Но что делать, если среди речи случайный взгляд на записку покажет, что в пылу пропущен целый отдел речи? Сначала ничего, а спокойно продолжайте то, о чем гово­рили. Если при дальнейшем течении речи можно будет вставить пропущенный отдел, то сделайте это. Обороты вроде: «чуть было не забыл..." или „вы еще спросите..." весьма кстати в подобных случаях. Но если внесение про­пущенной части на том или ином месте речи представляет затруднение, то можно сделать это в заключительном слове.

ПРОИЗНЕСЕНИЕ РЕЧИ[10].

Нередко случается, что начинающий оратор, прекрасно подготовившись к речи, все-таки, вследствие своей робости и неуверенности в успехе, не решается выступить перед публикой.

Это смущение можно до некоторой степени ослабить следующими соображениями, которые Сократ высказал одному робкому ученику: «Привело ли бы тебя в смуще­ние, если бы тебе нужно было объяснить дело какому-нибудь кожевнику?

Ученик: „Почему бы это могло меня смутить?"

Сократ: „Побоялся бы ты изложить свои мысли перед купцом?"

Ученик: „Нисколько!"

Сократ: „Побоялся бы ты сообщить свои мысли соседу?"

Ученик: „Нет,—это я делаю каждый день".

Сократ: „Ну так сообрази же, что все народное собра­ние состоит из таких людей, которым в отдельности ты высказал бы свои мысли без всякого смущения. Почему же ты не хочешь сделать это перед всеми ими вместе?»

Конечно, Сократ, который сам никогда публично не выступал, а говорил только перед небольшим кружком своих учеников в этом указании не был вполне прав. Мас­са не есть итог отдельных единиц, как, например, ящик, наполненный зернами хлеба. В ней возникают, как бы вследствие химических соединений, новые качества, новые силы. Она способна к более сильной деятельности, чем от­дельное лицо, как со стороны ужасного, так и со стороны возвышенного.

Ораторское волнение – явление настолько распространенное, что оно получило даже особое название: оратор­ская лихорадка.

Непосредственно перед речью ораторское волнение достигает наивысшей степени. Чувство страха усиливается, биение пульса учащается, рот и глотка пересыхают, руки и ноги дрожат как бы от холода, язык становится непово­ротливым, произношение затруднено, иные очень бойкие рассказчики (когда они в тесном кругу своих знакомых) — останавливаются в публичной речи посреди предложения и стоят безмолвно, как бы всеми покинутые, или же, в безу­спешных поисках подходящего оборота, повторяют упавшим голосом несколько раз одно и то же.

Ораторскую лихорадку приходилось испытывать при своих первых выступлениях многим ораторам, которые впоследствии принадлежали к самым уверенным. Один из­вестный английский адвокат, выступая в первый раз с речью в суде, начал заикаться и чуть было не упал в обморок.

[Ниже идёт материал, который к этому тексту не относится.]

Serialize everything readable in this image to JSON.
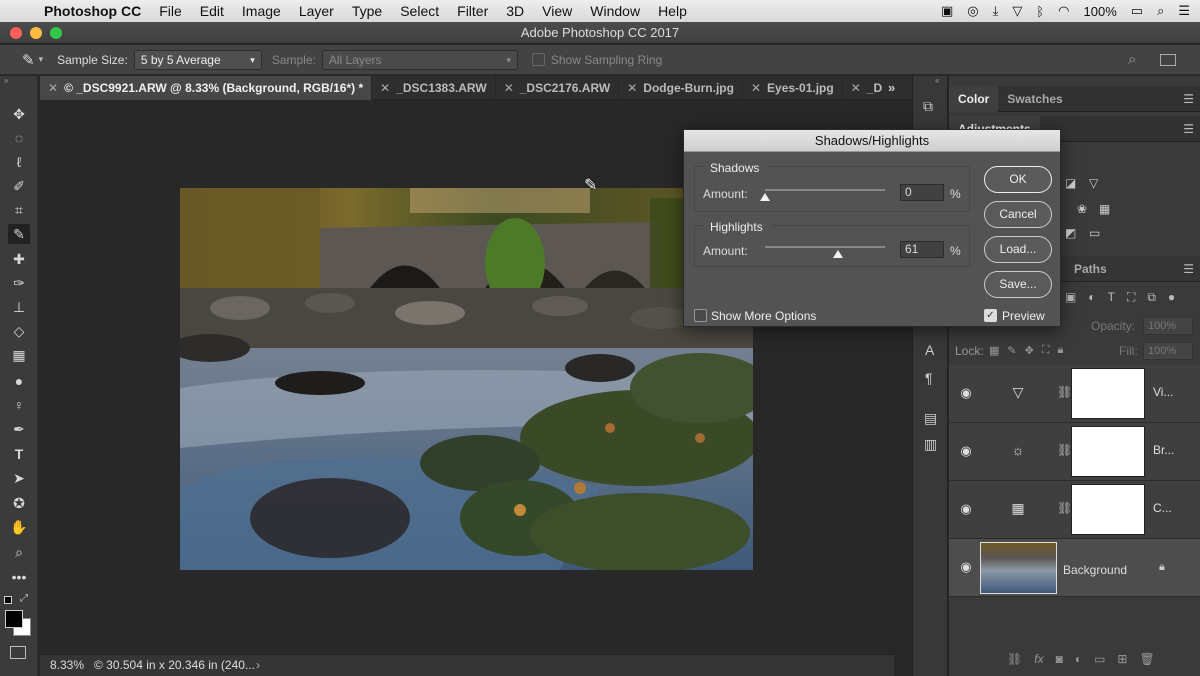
{
  "menubar": {
    "app": "Photoshop CC",
    "items": [
      "File",
      "Edit",
      "Image",
      "Layer",
      "Type",
      "Select",
      "Filter",
      "3D",
      "View",
      "Window",
      "Help"
    ],
    "battery": "100%"
  },
  "window": {
    "title": "Adobe Photoshop CC 2017"
  },
  "options": {
    "sample_size_label": "Sample Size:",
    "sample_size_value": "5 by 5 Average",
    "sample_label": "Sample:",
    "sample_value": "All Layers",
    "show_ring": "Show Sampling Ring"
  },
  "tabs": [
    {
      "label": "© _DSC9921.ARW @ 8.33% (Background, RGB/16*) *"
    },
    {
      "label": "_DSC1383.ARW"
    },
    {
      "label": "_DSC2176.ARW"
    },
    {
      "label": "Dodge-Burn.jpg"
    },
    {
      "label": "Eyes-01.jpg"
    },
    {
      "label": "_D"
    }
  ],
  "status": {
    "zoom": "8.33%",
    "docsize": "© 30.504 in x 20.346 in (240..."
  },
  "panels": {
    "top_tabs": [
      "Color",
      "Swatches"
    ],
    "adjustments_label": "Adjustments",
    "paths_tab": "Paths",
    "opacity_label": "Opacity:",
    "opacity_value": "100%",
    "lock_label": "Lock:",
    "fill_label": "Fill:",
    "fill_value": "100%"
  },
  "layers": [
    {
      "name": "Vi...",
      "icon": "vibrance-icon"
    },
    {
      "name": "Br...",
      "icon": "brightness-icon"
    },
    {
      "name": "C...",
      "icon": "curves-icon"
    },
    {
      "name": "Background",
      "icon": "photo-thumbnail"
    }
  ],
  "dialog": {
    "title": "Shadows/Highlights",
    "shadows_label": "Shadows",
    "highlights_label": "Highlights",
    "amount_label": "Amount:",
    "shadows_amount": "0",
    "shadows_fraction": 0,
    "highlights_amount": "61",
    "highlights_fraction": 0.61,
    "percent": "%",
    "ok": "OK",
    "cancel": "Cancel",
    "load": "Load...",
    "save": "Save...",
    "more_options": "Show More Options",
    "preview": "Preview",
    "preview_checked": true
  }
}
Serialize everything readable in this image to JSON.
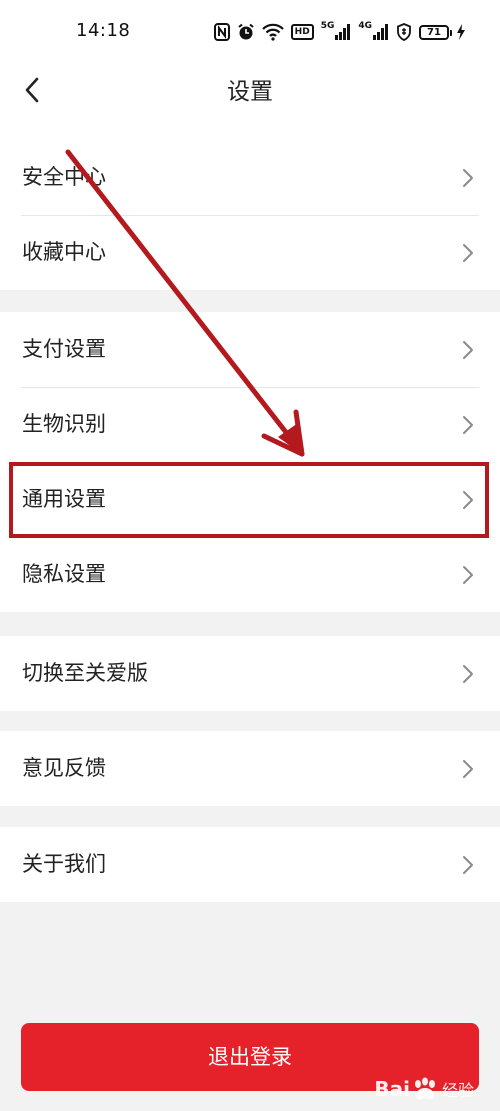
{
  "status_bar": {
    "time": "14:18",
    "icons": [
      "nfc-icon",
      "alarm-icon",
      "wifi-icon",
      "hd-icon",
      "5g-signal-icon",
      "4g-signal-icon",
      "shield-icon"
    ],
    "hd_label": "HD",
    "net_5g": "5G",
    "net_4g": "4G",
    "battery": "71"
  },
  "header": {
    "title": "设置"
  },
  "groups": [
    {
      "items": [
        {
          "label": "安全中心"
        },
        {
          "label": "收藏中心"
        }
      ]
    },
    {
      "items": [
        {
          "label": "支付设置"
        },
        {
          "label": "生物识别"
        },
        {
          "label": "通用设置"
        },
        {
          "label": "隐私设置"
        }
      ]
    },
    {
      "items": [
        {
          "label": "切换至关爱版"
        }
      ]
    },
    {
      "items": [
        {
          "label": "意见反馈"
        }
      ]
    },
    {
      "items": [
        {
          "label": "关于我们"
        }
      ]
    }
  ],
  "logout": {
    "label": "退出登录"
  },
  "watermark": {
    "text_a": "Bai",
    "text_b": "经验"
  },
  "colors": {
    "accent": "#e5212a",
    "annotation": "#b3191d",
    "background": "#f2f2f2"
  }
}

Только странная иллюзия, которая овладела им в эту минуту, ободрила его продолжать речь. Ему показалось, что дети дергают его сзади за сюртук. Это ободрило его; его речь стала гладкой и убедительной, так что он выиграл процесс.

Чтобы получить большую уверенность в речи, некото­рые заучивают свою первую речь наизусть. Но такое зау­чивание не только не спасает, от ораторской лихорадки, но, наоборот, содействует ей. Оратор, заучивший речь наизусть, уже не может произносить ее свободно и непринужденно; он должен все свое внимание сосредоточить лишь на после­довательности слов; боязнь забыть эту последовательность усиливает его волнение и приводит к катастрофе, как это случилось, например, с Августом Бебелем.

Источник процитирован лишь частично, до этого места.